NOUVELLES
19/02/2013 08:23 EST | Actualisé 21/04/2013 05:12 EDT

Syrie: au moins 33 personnes tuées dans un puissant tir de missile à Alep

BEYROUTH - Un missile tiré par l'armée syrienne a frappé mardi un ensemble d'édifices résidentiels d'un quartier pauvre d'Alep, dans le nord du pays, tuant au moins 33 personnes, selon des militants de l'opposition.

Plusieurs victimes se sont retrouvées coincées sous les édifices effondrés et les débris, et le bilan des victimes pourrait s'alourdir à mesure que des corps sont découverts.

L'apparente attaque au missile sol-sol a touché un quartier tranquille d'Alep tenu par les rebelles depuis plusieurs mois.

Dans la capitale, Damas, deux obus de mortier ont explosé près de l'un des palais du président Bachar el-Assad, a annoncé l'agence de presse officielle SANA. Cette attaque représente un revers pour le président syrien, qui tente de maintenir l'image d'un chef qui dirige un État fonctionnel malgré l'avancée des rebelles vers le siège du pouvoir.

Aucune victime n'a été rapportée et on ne sait pas si Bachar el-Assad se trouvait dans le palais au moment de l'attaque. Le président possède deux autres palais à Damas.

Il s'agit de la première attaque confirmée à survenir près d'un palais présidentiel en Syrie, signe que la guerre civile se répand dans des secteurs de la capitale autrefois considérée comme sûrs.

«C'est un message clair au régime qu'il n'y a plus aucun lieu sûr à partir de maintenant», a déclaré un militant de l'opposition à Damas, Khaled al-Shami, joint par Skype. «Le fait qu'il (le régime) ait été obligé de l'annoncer signifie qu'il ne peut plus cacher ce qui se passe à Damas.»

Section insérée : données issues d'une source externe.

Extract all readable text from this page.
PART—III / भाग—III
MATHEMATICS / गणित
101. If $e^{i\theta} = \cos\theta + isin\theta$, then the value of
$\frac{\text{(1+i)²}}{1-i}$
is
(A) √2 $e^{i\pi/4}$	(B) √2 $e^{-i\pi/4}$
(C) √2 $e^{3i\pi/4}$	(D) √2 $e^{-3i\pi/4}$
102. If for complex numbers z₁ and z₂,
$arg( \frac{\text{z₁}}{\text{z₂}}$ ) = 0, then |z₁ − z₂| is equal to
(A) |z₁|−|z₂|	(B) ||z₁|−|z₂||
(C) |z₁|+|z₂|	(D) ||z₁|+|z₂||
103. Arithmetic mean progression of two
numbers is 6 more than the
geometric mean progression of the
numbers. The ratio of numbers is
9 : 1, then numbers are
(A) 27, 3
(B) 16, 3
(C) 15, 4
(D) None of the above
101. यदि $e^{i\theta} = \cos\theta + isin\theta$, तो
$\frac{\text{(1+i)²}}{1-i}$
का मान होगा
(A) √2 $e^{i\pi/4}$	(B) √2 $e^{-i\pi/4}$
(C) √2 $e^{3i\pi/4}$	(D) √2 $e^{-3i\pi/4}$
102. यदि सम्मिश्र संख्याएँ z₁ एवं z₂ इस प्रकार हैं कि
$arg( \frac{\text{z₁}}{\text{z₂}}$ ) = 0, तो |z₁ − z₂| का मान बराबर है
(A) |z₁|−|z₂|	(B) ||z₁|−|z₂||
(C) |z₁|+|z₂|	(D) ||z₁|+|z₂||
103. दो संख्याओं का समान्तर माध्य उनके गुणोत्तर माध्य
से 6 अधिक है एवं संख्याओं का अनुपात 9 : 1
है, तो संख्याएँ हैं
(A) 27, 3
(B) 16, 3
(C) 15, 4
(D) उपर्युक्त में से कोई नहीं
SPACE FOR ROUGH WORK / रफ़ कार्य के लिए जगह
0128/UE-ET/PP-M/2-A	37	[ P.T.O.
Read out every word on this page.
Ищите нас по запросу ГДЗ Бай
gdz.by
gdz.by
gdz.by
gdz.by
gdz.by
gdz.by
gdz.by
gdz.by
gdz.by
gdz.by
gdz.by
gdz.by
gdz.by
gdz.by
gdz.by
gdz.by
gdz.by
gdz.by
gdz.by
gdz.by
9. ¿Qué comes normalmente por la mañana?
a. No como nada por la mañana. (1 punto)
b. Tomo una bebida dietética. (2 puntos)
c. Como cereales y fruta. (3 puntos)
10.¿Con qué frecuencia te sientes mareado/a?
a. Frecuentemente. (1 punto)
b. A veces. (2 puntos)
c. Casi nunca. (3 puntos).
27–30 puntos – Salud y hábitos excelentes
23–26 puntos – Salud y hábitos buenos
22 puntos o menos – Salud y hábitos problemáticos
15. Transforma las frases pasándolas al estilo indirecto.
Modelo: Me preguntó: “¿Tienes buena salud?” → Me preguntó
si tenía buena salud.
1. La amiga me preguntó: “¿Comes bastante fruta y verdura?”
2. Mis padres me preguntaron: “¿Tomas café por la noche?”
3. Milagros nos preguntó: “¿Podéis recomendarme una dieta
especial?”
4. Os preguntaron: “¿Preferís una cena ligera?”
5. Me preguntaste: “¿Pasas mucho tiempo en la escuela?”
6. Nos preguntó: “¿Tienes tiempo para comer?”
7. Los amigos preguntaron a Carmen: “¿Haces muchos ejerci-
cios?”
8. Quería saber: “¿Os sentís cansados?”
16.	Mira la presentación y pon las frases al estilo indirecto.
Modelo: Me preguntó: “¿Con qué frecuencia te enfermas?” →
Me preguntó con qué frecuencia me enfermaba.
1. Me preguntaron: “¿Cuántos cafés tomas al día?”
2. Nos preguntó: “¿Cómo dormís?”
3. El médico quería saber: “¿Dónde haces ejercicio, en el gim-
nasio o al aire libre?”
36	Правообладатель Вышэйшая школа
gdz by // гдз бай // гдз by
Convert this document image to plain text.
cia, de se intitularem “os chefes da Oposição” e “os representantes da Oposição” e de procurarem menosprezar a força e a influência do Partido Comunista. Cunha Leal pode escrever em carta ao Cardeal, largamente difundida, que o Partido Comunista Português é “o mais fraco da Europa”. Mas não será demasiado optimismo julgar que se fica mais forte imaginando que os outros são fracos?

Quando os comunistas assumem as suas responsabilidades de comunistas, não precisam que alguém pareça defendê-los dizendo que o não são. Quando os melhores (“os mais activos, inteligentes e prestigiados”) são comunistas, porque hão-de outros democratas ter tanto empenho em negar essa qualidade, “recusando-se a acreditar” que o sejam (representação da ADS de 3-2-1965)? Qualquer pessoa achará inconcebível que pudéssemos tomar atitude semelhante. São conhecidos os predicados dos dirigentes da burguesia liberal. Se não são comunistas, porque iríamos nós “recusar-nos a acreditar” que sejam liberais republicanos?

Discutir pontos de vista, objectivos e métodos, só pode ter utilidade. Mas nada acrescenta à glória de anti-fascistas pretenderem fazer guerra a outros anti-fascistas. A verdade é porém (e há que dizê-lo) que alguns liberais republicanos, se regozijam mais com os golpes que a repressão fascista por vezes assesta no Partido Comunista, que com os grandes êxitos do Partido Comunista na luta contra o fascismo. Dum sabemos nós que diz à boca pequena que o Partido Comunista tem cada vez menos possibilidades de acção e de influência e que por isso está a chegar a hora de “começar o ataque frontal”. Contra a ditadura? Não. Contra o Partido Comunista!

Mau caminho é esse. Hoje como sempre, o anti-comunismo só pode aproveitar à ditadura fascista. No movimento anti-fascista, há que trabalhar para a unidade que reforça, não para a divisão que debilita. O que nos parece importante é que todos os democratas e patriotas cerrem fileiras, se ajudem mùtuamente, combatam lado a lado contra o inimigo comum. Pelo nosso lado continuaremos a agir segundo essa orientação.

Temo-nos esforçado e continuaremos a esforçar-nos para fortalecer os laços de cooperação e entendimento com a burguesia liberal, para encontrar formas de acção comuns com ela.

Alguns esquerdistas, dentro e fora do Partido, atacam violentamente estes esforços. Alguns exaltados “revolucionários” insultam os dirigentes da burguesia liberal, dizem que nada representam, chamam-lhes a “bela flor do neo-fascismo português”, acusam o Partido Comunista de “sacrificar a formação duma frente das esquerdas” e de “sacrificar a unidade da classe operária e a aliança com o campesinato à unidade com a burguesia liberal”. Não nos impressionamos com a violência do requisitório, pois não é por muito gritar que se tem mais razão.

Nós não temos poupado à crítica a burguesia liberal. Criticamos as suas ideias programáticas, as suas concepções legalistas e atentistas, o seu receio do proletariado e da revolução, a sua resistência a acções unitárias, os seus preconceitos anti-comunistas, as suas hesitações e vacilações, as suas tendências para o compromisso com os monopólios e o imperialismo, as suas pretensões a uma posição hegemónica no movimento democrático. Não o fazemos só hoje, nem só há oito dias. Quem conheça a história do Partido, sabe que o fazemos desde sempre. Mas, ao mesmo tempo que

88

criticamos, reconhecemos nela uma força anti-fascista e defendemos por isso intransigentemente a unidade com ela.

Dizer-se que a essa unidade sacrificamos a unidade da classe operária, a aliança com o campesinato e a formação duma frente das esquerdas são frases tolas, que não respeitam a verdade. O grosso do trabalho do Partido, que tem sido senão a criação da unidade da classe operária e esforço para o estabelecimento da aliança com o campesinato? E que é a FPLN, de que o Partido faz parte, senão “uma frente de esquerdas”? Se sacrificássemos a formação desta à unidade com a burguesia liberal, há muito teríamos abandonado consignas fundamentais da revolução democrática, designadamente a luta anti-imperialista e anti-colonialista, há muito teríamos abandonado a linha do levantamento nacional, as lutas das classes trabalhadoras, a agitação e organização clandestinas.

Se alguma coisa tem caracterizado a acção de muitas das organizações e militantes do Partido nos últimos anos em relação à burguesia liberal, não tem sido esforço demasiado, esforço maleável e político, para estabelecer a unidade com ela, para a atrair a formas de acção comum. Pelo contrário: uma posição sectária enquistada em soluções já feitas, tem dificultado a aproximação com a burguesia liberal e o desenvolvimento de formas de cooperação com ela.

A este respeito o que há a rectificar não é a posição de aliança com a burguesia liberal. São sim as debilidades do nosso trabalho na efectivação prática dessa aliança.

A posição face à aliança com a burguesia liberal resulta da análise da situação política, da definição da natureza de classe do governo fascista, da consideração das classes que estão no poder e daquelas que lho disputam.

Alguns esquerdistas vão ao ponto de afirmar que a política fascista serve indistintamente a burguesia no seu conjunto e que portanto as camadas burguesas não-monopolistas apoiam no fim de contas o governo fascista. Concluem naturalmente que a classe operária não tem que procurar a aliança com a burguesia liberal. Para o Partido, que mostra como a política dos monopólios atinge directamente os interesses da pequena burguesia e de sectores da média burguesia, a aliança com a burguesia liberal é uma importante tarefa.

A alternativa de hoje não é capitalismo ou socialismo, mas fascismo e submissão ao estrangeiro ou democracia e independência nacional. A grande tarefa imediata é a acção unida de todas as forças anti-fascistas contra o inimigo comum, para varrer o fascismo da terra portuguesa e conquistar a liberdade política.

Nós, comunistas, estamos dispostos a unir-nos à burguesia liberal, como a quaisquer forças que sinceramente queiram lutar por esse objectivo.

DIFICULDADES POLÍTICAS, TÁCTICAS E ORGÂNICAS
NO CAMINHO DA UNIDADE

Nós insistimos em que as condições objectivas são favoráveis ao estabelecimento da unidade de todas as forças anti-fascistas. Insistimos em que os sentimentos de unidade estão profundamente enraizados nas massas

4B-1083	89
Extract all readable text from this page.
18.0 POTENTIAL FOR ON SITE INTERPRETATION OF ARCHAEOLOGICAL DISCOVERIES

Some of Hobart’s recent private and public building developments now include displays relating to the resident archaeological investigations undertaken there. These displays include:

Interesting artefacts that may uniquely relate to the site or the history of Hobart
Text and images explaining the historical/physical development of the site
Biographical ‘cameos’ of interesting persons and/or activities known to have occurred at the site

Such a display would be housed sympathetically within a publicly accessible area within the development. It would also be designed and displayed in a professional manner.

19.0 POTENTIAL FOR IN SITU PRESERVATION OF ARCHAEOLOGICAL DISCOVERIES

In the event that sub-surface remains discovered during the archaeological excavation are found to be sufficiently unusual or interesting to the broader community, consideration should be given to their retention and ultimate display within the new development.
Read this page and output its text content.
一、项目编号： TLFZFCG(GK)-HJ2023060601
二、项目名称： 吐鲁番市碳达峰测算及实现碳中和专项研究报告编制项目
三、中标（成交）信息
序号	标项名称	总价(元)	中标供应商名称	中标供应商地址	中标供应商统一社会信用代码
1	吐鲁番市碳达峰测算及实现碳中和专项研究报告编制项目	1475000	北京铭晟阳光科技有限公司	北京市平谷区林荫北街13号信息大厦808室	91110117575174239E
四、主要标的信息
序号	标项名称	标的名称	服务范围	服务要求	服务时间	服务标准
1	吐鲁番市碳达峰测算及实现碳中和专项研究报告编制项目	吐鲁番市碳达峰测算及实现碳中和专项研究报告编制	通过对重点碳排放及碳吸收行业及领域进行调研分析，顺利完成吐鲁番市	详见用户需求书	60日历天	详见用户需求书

L'agence SANA a déclaré que des «terroristes» avaient tiré des obus de mortier qui sont tombés près de l'enceinte sud du palais Tichrine, dans le quartier Mouhajirine, dans l'est de Damas. Le gouvernement syrien qualifie les combattants antigouvernementaux de «terroristes».

Le palais Tichrine a souvent servi de lieu de réception pour des dignitaires étrangers et de résidence d'hôtes pour des responsables étrangers en visite en Syrie.

À Alep, des militants antigouvernementaux ont déclaré qu'un tir de missile avait détruit une série d'édifices et tué 33 personnes. Selon l'Observatoire syrien des droits de l'homme, 14 enfants et cinq femmes figurent parmi les victimes.

Des vidéos mises en ligne montraient des dizaines d'hommes fouillant les décombres dans le quartier pauvre de Jabal Badro, à la recherche de victimes coincées dans les débris.

Un homme muni d'une masse tentait de briser le ciment pendant qu'un bouteur déplaçait des débris. Dans une autre vidéo, on pouvait voir un homme couvert de poussière tenter de sortir d'un amas de débris.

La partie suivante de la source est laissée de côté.